Los balances ministeriales del hoy nuevamente dimisionario Jean-Pierre Chevènement parecen siempre mejores de lo que son en realidad porque el hombre ha tenido siempre la preocupación de abandonar el barco antes de que se hunda -o de que el ganador llegue a la meta, también es cierto- y de reclamar para sí la pureza de ideas que van a ser traicionadas. Juzgar resultados concretos, atribuirle porcentajes de error o acierto a alguien que sólo se mueve por ideales, parece mezquino. Que Jospin logre resolver el embrollo corso es improbable, que su iniciativa de sentar por vez primera a todos los diputados insulares en torno a una mesa y obligarles a formular sus reivindicaciones comunes tenga que desembocar en algo preciso, tampoco es seguro. En el entorno de Chevènement se mezclaban las grandes declaraciones -contra el departamento vasco francés, contra el nacionalismo étnico, a favor de la igualdad de derechos de los ciudadanos- con realidades menos gloriosas, como los repetidos robos de dinamita por parte de etarras o la ya citada fogata de chiringuito, pero otro de los grandes méritos de Chevènement es que siempre ha logrado que se tuviesen más en cuenta sus actos simbólicos que su gestión diaria.

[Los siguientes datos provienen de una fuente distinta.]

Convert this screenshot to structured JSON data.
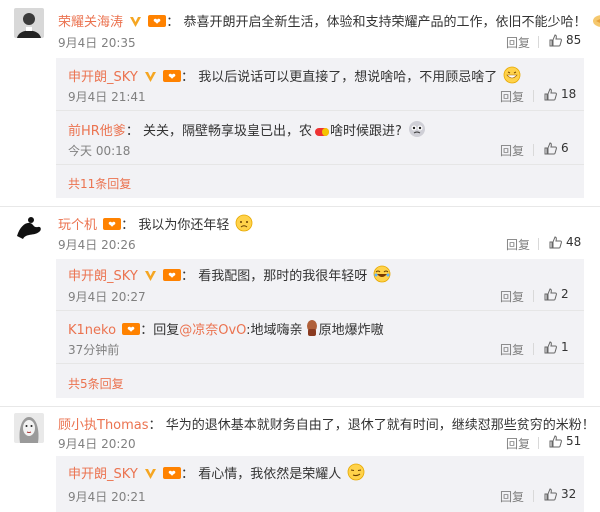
{
  "comments": [
    {
      "user": "荣耀关海涛",
      "text": "恭喜开朗开启全新生活，体验和支持荣耀产品的工作，依旧不能少哈！",
      "time": "9月4日 20:35",
      "reply_label": "回复",
      "likes": "85",
      "replies": [
        {
          "user": "申开朗_SKY",
          "text": "我以后说话可以更直接了，想说啥哈，不用顾忌啥了",
          "time": "9月4日 21:41",
          "reply_label": "回复",
          "likes": "18"
        },
        {
          "user": "前HR他爹",
          "text": "关关，隔壁畅享圾皇已出，农",
          "text2": "啥时候跟进?",
          "time": "今天 00:18",
          "reply_label": "回复",
          "likes": "6"
        }
      ],
      "more": "共11条回复"
    },
    {
      "user": "玩个机",
      "text": "我以为你还年轻",
      "time": "9月4日 20:26",
      "reply_label": "回复",
      "likes": "48",
      "replies": [
        {
          "user": "申开朗_SKY",
          "text": "看我配图，那时的我很年轻呀",
          "time": "9月4日 20:27",
          "reply_label": "回复",
          "likes": "2"
        },
        {
          "user": "K1neko",
          "prefix": "回复",
          "mention": "@凉奈OvO",
          "text": ":地域嗨亲",
          "text2": "原地爆炸嗷",
          "time": "37分钟前",
          "reply_label": "回复",
          "likes": "1"
        }
      ],
      "more": "共5条回复"
    },
    {
      "user": "顾小执Thomas",
      "text": "华为的退休基本就财务自由了，退休了就有时间，继续怼那些贫穷的米粉！",
      "time": "9月4日 20:20",
      "reply_label": "回复",
      "likes": "51",
      "replies": [
        {
          "user": "申开朗_SKY",
          "text": "看心情，我依然是荣耀人",
          "time": "9月4日 20:21",
          "reply_label": "回复",
          "likes": "32"
        }
      ]
    }
  ],
  "colors": {
    "name": "#eb7350",
    "meta": "#808080",
    "reply_bg": "#f2f2f5",
    "vip": "#f5a623",
    "badge": "#ff8200"
  }
}
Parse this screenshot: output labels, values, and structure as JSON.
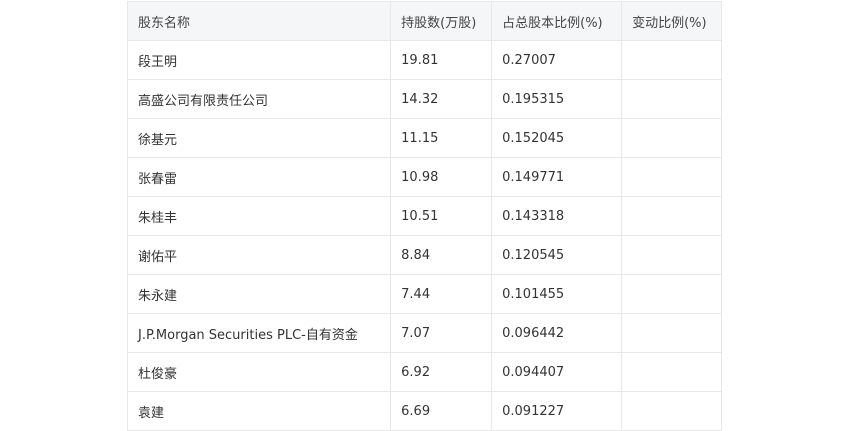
{
  "table": {
    "headers": {
      "name": "股东名称",
      "shares": "持股数(万股)",
      "pct": "占总股本比例(%)",
      "change": "变动比例(%)"
    },
    "rows": [
      {
        "name": "段王明",
        "shares": "19.81",
        "pct": "0.27007",
        "change": ""
      },
      {
        "name": "高盛公司有限责任公司",
        "shares": "14.32",
        "pct": "0.195315",
        "change": ""
      },
      {
        "name": "徐基元",
        "shares": "11.15",
        "pct": "0.152045",
        "change": ""
      },
      {
        "name": "张春雷",
        "shares": "10.98",
        "pct": "0.149771",
        "change": ""
      },
      {
        "name": "朱桂丰",
        "shares": "10.51",
        "pct": "0.143318",
        "change": ""
      },
      {
        "name": "谢佑平",
        "shares": "8.84",
        "pct": "0.120545",
        "change": ""
      },
      {
        "name": "朱永建",
        "shares": "7.44",
        "pct": "0.101455",
        "change": ""
      },
      {
        "name": "J.P.Morgan Securities PLC-自有资金",
        "shares": "7.07",
        "pct": "0.096442",
        "change": ""
      },
      {
        "name": "杜俊豪",
        "shares": "6.92",
        "pct": "0.094407",
        "change": ""
      },
      {
        "name": "袁建",
        "shares": "6.69",
        "pct": "0.091227",
        "change": ""
      }
    ]
  }
}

Con Jospin mantenía una buena y larga relación. Los dos son gatos viejos, los dos han sabido jugar con el aparato, los dos supieron hacer el "inventario" de la herencia mitterrandiana, aunque cada uno la hizo a su manera. Durante estos tres años de ministro de Interior, casi un récord de longevidad en el cargo dentro de la V República, Chevènement ha encarnado lo que se supone que son los valores de los republicanos de izquierda. Ahora, desde fuera del Gobierno, dice querer seguir haciéndolo sin entrar en conflicto con el Ejecutivo. Si algún futuro político le queda al tridimisionario, si de alguna manera puede aprovechar de nuevo la simpatía que acompaña sus portazos, ése es el de intentar reunir a su alrededor las desorientadas y dispersas fuerzas del chauvinismo para volver a ofrecérselas en bandeja al Jospin que, el 2002, intentará ser elegido presidente. Pero puede que la maniobra sea imposible, que yéndose Chevènement se haya llevado consigo algo más que simpatía volátil.